The press release by ISO-New England, which is the Independent System Operator for the six-state region, explains it:
Introduced on December 15, Coordinated Transaction Scheduling (CTS) makes more efficient use of the transmission lines by enabling market participants to access the lowest-cost source of power between the two regions. Enhancements include increasing the frequency of scheduling energy transactions over the transmission network between regions, software changes so the two ISOs can better coordinate selection of the most economic transactions, and the elimination of several fees that impede efficient trade between New York and New England. With these changes, higher-cost generation can be displaced by lower-cost generation, wherever the lower-cost supply is located.
I suspect a major effect will be our ability to import cheaper electricity in the winter from natural-gas-fired plants in New York, when our supply of natgas is taken up for heating purposes (assuming it ever gets cold enough this winter), although that’s just a guess. This stuff is complicated and I don’t understand the details.
This cooperation could be bigger than saving money, however. One of the big things that a new energy future needs is for electric grids to expand their reach by joining forces, because the ability to swap power over bigger distances will help us incorporate solar and wind power and their intermittency. Part of that grid improvement requires building new power lines – and we all know how easy that is – but Coordinated Transaction Scheduling sounds like the sort of step that is also needed.

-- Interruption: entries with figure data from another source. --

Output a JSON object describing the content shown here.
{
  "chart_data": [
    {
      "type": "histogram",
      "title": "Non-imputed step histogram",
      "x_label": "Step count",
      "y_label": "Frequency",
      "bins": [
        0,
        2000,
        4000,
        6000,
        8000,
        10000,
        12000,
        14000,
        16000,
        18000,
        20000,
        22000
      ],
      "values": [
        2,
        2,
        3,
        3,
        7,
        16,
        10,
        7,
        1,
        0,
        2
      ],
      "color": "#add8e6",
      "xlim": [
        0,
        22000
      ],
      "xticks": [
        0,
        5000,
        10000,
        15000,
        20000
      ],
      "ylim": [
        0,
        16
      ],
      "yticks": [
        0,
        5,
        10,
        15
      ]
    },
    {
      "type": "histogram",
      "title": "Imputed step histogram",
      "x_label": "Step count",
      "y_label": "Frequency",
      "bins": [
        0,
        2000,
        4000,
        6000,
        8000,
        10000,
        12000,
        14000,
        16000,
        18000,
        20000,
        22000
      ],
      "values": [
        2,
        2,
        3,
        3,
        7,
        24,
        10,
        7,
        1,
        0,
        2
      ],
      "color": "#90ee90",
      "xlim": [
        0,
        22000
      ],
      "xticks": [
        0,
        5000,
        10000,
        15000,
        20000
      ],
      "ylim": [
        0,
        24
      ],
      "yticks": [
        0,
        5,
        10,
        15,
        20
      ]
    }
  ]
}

New York’s power system is a good one to connect with, because that state is taking a real soup-to-nuts look at the whole electricity-production-and-distribution system, to help it move into a post-carbonizing economy. Its got a mushy name – Reforming the Energy Vision – but it’s a big deal. California and New York are the two states that have gone the farthest in updating their energy systems; the rest of us are watching what they do and probably will end up copying bits of it.